Wäre die Situation nicht so todernst, dann würde Qui-Gon sich in diesem Moment ernsthaft fragen, ob irgendeine giftige Substanz in seinem Essen gewesen war, oder ob er vielleicht besonders lebhaft träumte. Die Szene vor ihm sollte ansonsten schlicht unmöglich sein.
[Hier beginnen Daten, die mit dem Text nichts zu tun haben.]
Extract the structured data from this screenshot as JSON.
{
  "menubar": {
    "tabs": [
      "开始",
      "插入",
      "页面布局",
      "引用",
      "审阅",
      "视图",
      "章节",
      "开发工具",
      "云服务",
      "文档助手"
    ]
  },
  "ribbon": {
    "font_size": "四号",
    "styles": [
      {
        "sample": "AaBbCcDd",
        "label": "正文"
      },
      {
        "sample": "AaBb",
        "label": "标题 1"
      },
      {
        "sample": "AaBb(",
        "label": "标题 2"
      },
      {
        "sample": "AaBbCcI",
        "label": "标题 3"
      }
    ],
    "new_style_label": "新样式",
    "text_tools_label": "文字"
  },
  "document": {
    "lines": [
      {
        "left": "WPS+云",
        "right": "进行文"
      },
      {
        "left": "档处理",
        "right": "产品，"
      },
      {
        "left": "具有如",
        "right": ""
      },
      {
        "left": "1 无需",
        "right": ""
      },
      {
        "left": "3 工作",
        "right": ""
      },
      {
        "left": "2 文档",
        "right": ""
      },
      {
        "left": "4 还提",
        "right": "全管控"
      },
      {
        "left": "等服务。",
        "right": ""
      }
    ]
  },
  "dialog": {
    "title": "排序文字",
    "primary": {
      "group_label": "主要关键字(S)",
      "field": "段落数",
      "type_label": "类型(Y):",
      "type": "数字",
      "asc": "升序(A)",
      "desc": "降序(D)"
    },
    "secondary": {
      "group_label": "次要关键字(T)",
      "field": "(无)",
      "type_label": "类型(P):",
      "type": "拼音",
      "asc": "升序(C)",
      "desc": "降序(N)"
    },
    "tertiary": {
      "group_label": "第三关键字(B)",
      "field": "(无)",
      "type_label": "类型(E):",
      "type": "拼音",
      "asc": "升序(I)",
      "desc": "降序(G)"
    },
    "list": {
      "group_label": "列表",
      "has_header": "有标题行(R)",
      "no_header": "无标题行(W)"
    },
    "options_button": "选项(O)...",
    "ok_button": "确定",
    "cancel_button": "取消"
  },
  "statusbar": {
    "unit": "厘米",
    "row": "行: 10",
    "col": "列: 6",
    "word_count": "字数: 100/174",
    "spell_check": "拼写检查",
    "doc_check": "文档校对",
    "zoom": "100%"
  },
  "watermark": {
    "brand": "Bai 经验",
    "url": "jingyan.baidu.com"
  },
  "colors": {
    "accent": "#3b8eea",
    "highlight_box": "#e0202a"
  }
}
Obi-Wan kämpfte wie ein erfahrener Jedi-Meister und Qui-Gon hätte es für absolut unmöglich gehalten, dass sich ein Kampfstil innerhalb von Sekunden so dramatisch verändern konnte, wenn seine Augen ihm nicht den Beweis geliefert hätten.

Ohne tatsächlich zu begreifen was sich da, in das rote Licht der Energiebarriere getaucht, vor ihm abspielte, beobachtete Qui-Gon wie Obi-Wan einen Überkopfschlag sowie den einen Lidschlag später auf seine Knie hinab rasenden Schlag seines Gegners abwehrte und sich in einer fließenden Bewegung um sich selbst drehte.

Sein Lichtschwert schlug mit der Geschwindigkeit einer angreifenden Sandviper zu, suchte sich zielsicher seinen Weg durch die Verteidigung des Zabraks und schlug dem Sith die Schwerthand ab. Das Doppelklingenlichtschwert wirbelte davon, deaktivierte sich noch in der Luft, rutschte über den metallenen Boden und segelte dann in den gähnenden Reaktorschacht, der sich neben den Kämpfenden auftat, wo es verschwand.

Das Ganze ging so schnell, dass der Sith kaum die Zeit hatte, ungläubig die Augen aufzureißen und hätte Qui-Gon in diesem Augenblick geblinzelt, hätte er es wohl verpasst. Das Lichtschwert des Zabraks war noch nicht ganz verschwunden, als Obi-Wan bereits wieder zuschlug und dem Sith mit einem präzisen und seltsam endgültigen Schlag seiner blauen Waffe den Kopf von den Schultern trennte.

Es kam Qui-Gon wie eine Ewigkeit vor, bis der geschlagene Sith am Boden angekommen war. Es wollte ihm nicht wirklich in den Kopf, dass sein Schüler gerade einen Gegner besiegt hatte, der ihn selbst fast das Leben gekostet hätte. Obi-Wan stand einfach nur da, den toten Sith zu seinen Füßen und sein deaktiviertes Lichtschwert in der rechten Hand. Seine Augen wirkten nach wie vor seltsam leer und sein Körper bebte ob der vor Überanstrengung protestierenden Muskeln.

„Zwei Sith an einem Tag ...“, nuschelte er so leise, dass Qui-Gon ihn kaum verstand, ehe seine Beine unter ihm nachgaben und er auf dem kühlen Boden des Energiegenerators zusammenbrach.